Segundo especialistas, a adoção de veículos maiores e mais altos atende a demandas por conforto, visibilidade e sensação de segurança dos condutores — com mais espaço interno, maior acesso e melhores condições para quem tem família ou mobilidade reduzida.  Mas esse benefício privado vem acompanhado de custos públicos e urbanos importantes. 
🚗 Problemas que crescem junto com os carros
• Pressão sobre vias e infraestrutura: veículos mais pesados e largos aumentam o desgaste de ruas, pontes e pavimentos, demandando manutenção mais frequente e onerosa. 
• Espaço urbano reduzido: carros maiores ocupam mais espaço nas ruas e estacionamentos, tornando mais difícil a circulação e o estacionamento — o que aumenta o congestionamento e reduz a área disponível para pedestres e ciclistas. 
• Mais poluição e impacto ambiental: veículos maiores consomem mais combustível (ou, no caso dos elétricos, demandam baterias maiores), elevando a emissão de gases de efeito estufa e a poluição local pela queima ou pelo desgaste de pneus e freios. 
• Risco elevado no trânsito: em colisões, carros altos e pesados aumentam o potencial de gravidade para pedestres, ciclistas e ocupantes de veículos menores — a altura maior do capô e a massa elevada ampliam risco de ferimentos graves. 

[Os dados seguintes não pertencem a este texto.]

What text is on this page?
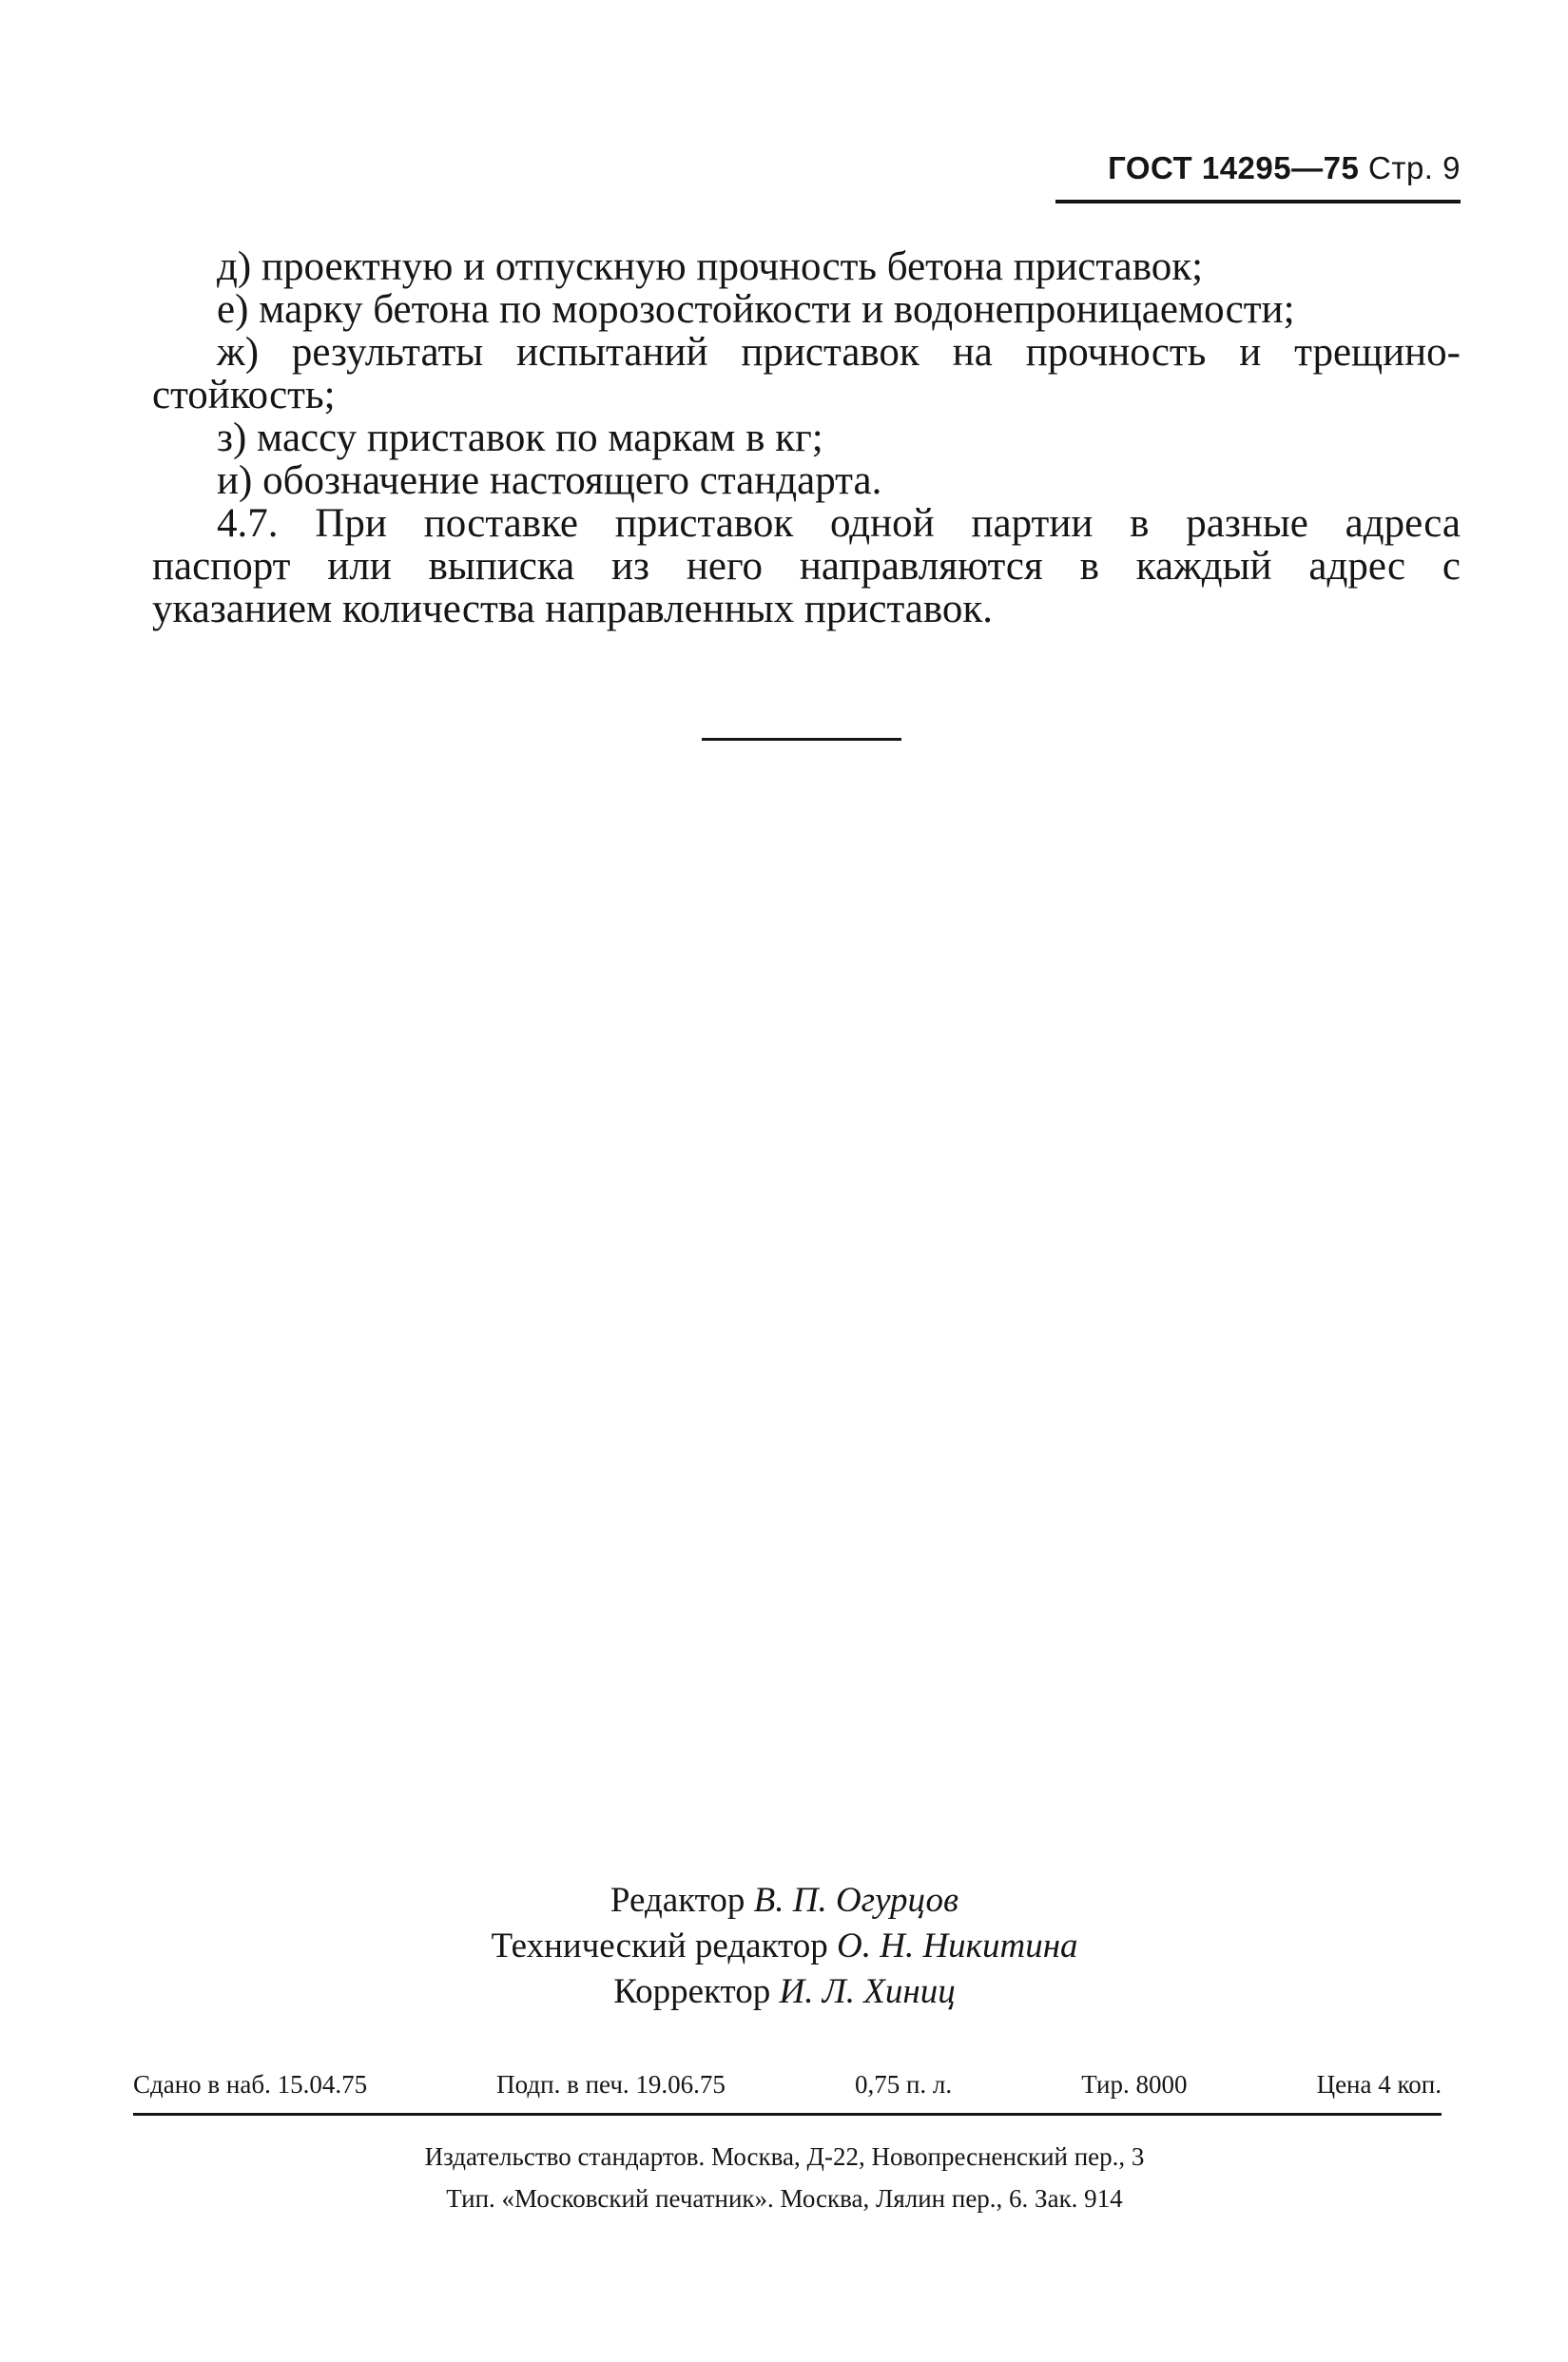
ГОСТ 14295—75 Стр. 9
д) проектную и отпускную прочность бетона приставок;
е) марку бетона по морозостойкости и водонепроницаемости;
ж) результаты испытаний приставок на прочность и трещино-
стойкость;
з) массу приставок по маркам в кг;
и) обозначение настоящего стандарта.
4.7. При поставке приставок одной партии в разные адреса
паспорт или выписка из него направляются в каждый адрес с
указанием количества направленных приставок.
Редактор В. П. Огурцов
Технический редактор О. Н. Никитина
Корректор И. Л. Хиниц
Сдано в наб. 15.04.75	Подп. в печ. 19.06.75	0,75 п. л.	Тир. 8000	Цена 4 коп.
Издательство стандартов. Москва, Д-22, Новопресненский пер., 3
Тип. «Московский печатник». Москва, Лялин пер., 6. Зак. 914
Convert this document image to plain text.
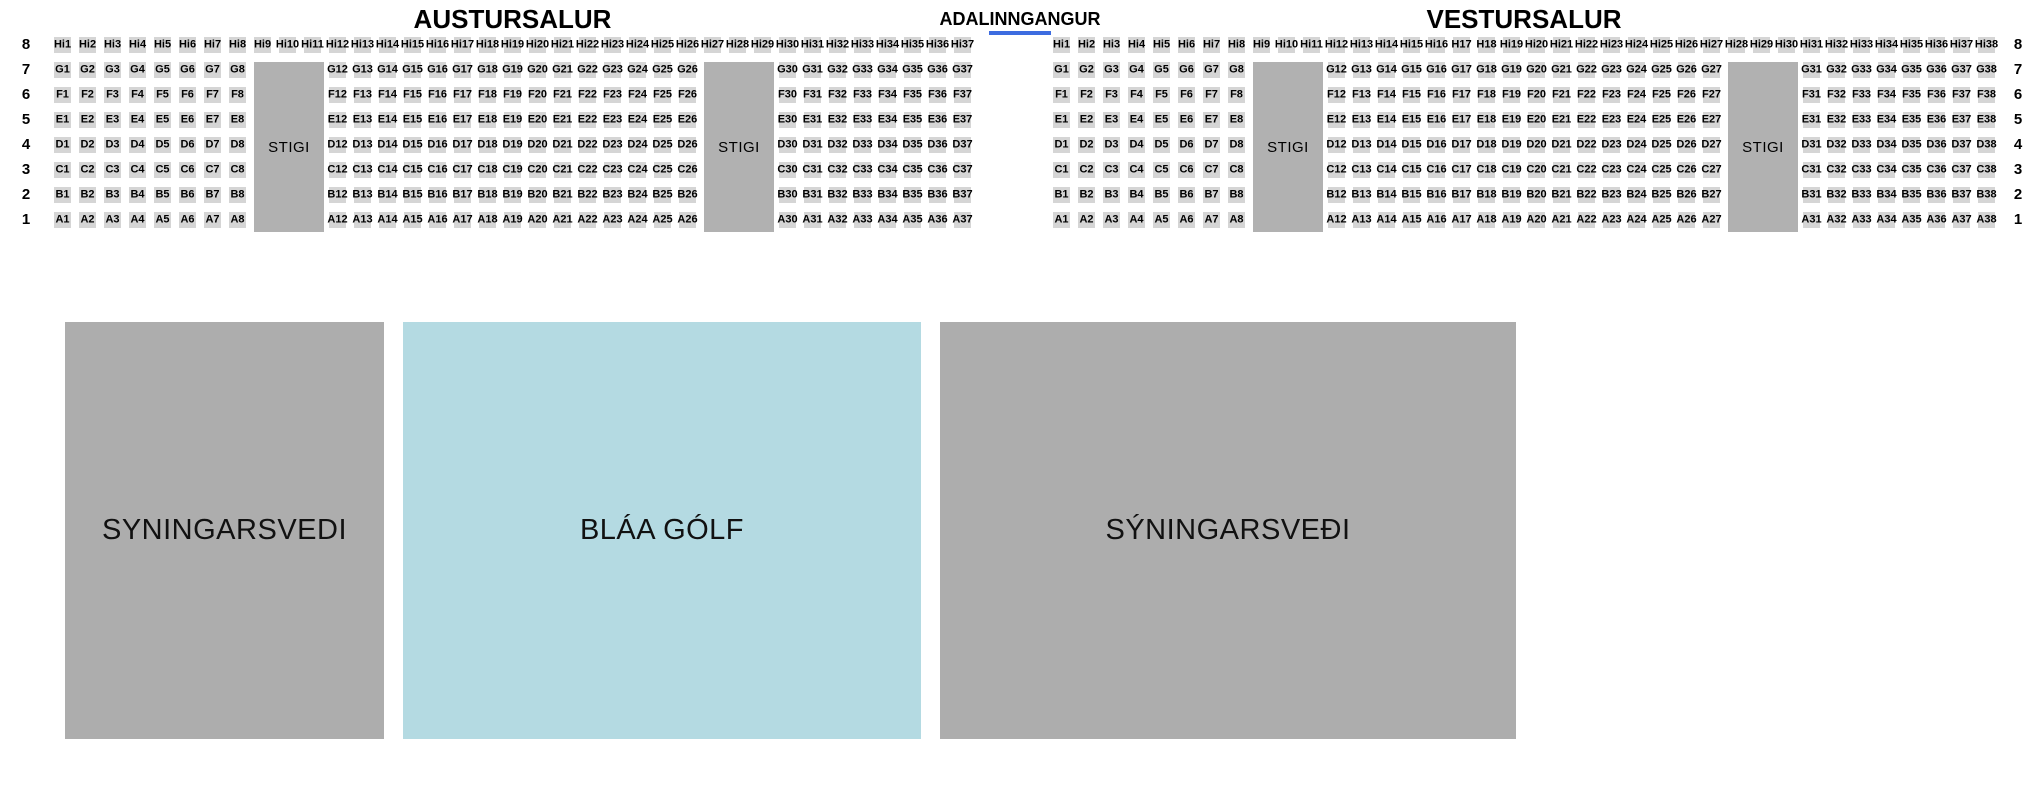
AUSTURSALUR	ADALINNGANGUR	VESTURSALUR
Hi1 Hi2 Hi3 Hi4 Hi5 Hi6 Hi7 Hi8 Hi9 Hi10 Hi11 Hi12 Hi13 Hi14 Hi15 Hi16 Hi17 Hi18 Hi19 Hi20 Hi21 Hi22 Hi23 Hi24 Hi25 Hi26 Hi27 Hi28 Hi29 Hi30 Hi31 Hi32 Hi33 Hi34 Hi35 Hi36 Hi37
G1 G2 G3 G4 G5 G6 G7 G8	G12 G13 G14 G15 G16 G17 G18 G19 G20 G21 G22 G23 G24 G25 G26	G30 G31 G32 G33 G34 G35 G36 G37
F1 F2 F3 F4 F5 F6 F7 F8	F12 F13 F14 F15 F16 F17 F18 F19 F20 F21 F22 F23 F24 F25 F26	F30 F31 F32 F33 F34 F35 F36 F37
E1 E2 E3 E4 E5 E6 E7 E8	E12 E13 E14 E15 E16 E17 E18 E19 E20 E21 E22 E23 E24 E25 E26	E30 E31 E32 E33 E34 E35 E36 E37
D1 D2 D3 D4 D5 D6 D7 D8	D12 D13 D14 D15 D16 D17 D18 D19 D20 D21 D22 D23 D24 D25 D26	D30 D31 D32 D33 D34 D35 D36 D37
C1 C2 C3 C4 C5 C6 C7 C8	C12 C13 C14 C15 C16 C17 C18 C19 C20 C21 C22 C23 C24 C25 C26	C30 C31 C32 C33 C34 C35 C36 C37
B1 B2 B3 B4 B5 B6 B7 B8	B12 B13 B14 B15 B16 B17 B18 B19 B20 B21 B22 B23 B24 B25 B26	B30 B31 B32 B33 B34 B35 B36 B37
A1 A2 A3 A4 A5 A6 A7 A8	A12 A13 A14 A15 A16 A17 A18 A19 A20 A21 A22 A23 A24 A25 A26	A30 A31 A32 A33 A34 A35 A36 A37
STIGI	STIGI
Hi1 Hi2 Hi3 Hi4 Hi5 Hi6 Hi7 Hi8 Hi9 Hi10 Hi11 Hi12 Hi13 Hi14 Hi15 Hi16 H17 H18 Hi19 Hi20 Hi21 Hi22 Hi23 Hi24 Hi25 Hi26 Hi27 Hi28 Hi29 Hi30 Hi31 Hi32 Hi33 Hi34 Hi35 Hi36 Hi37 Hi38
G1 G2 G3 G4 G5 G6 G7 G8	G12 G13 G14 G15 G16 G17 G18 G19 G20 G21 G22 G23 G24 G25 G26 G27	G31 G32 G33 G34 G35 G36 G37 G38
F1 F2 F3 F4 F5 F6 F7 F8	F12 F13 F14 F15 F16 F17 F18 F19 F20 F21 F22 F23 F24 F25 F26 F27	F31 F32 F33 F34 F35 F36 F37 F38
E1 E2 E3 E4 E5 E6 E7 E8	E12 E13 E14 E15 E16 E17 E18 E19 E20 E21 E22 E23 E24 E25 E26 E27	E31 E32 E33 E34 E35 E36 E37 E38
D1 D2 D3 D4 D5 D6 D7 D8	D12 D13 D14 D15 D16 D17 D18 D19 D20 D21 D22 D23 D24 D25 D26 D27	D31 D32 D33 D34 D35 D36 D37 D38
C1 C2 C3 C4 C5 C6 C7 C8	C12 C13 C14 C15 C16 C17 C18 C19 C20 C21 C22 C23 C24 C25 C26 C27	C31 C32 C33 C34 C35 C36 C37 C38
B1 B2 B3 B4 B5 B6 B7 B8	B12 B13 B14 B15 B16 B17 B18 B19 B20 B21 B22 B23 B24 B25 B26 B27	B31 B32 B33 B34 B35 B36 B37 B38
A1 A2 A3 A4 A5 A6 A7 A8	A12 A13 A14 A15 A16 A17 A18 A19 A20 A21 A22 A23 A24 A25 A26 A27	A31 A32 A33 A34 A35 A36 A37 A38
STIGI	STIGI
8
7
6
5
4
3
2
1
8
7
6
5
4
3
2
1
SYNINGARSVEDI	BLÁA GÓLF	SÝNINGARSVEÐI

🌆 O impacto nas cidades brasileiras
Em municípios médios e grandes — como os de costas, litoral ou interior, onde você vive — a tendência de crescimento dos carros traz desafios específicos. Com ruas e calçadas muitas vezes estreitas, a presença de veículos grandes pode dificultar o tráfego, reduzir a segurança de pedestres e ciclistas, e tornar ainda mais urgente a necessidade de investimentos em transporte público e mobilidade sustentável.
Além disso, a expansão de carros volumosos intensifica o congestionamento e pressiona políticas públicas por manutenção viária, planejamento urbano e estrutura de estacionamento — custos que acabam sendo repassados à população como um todo.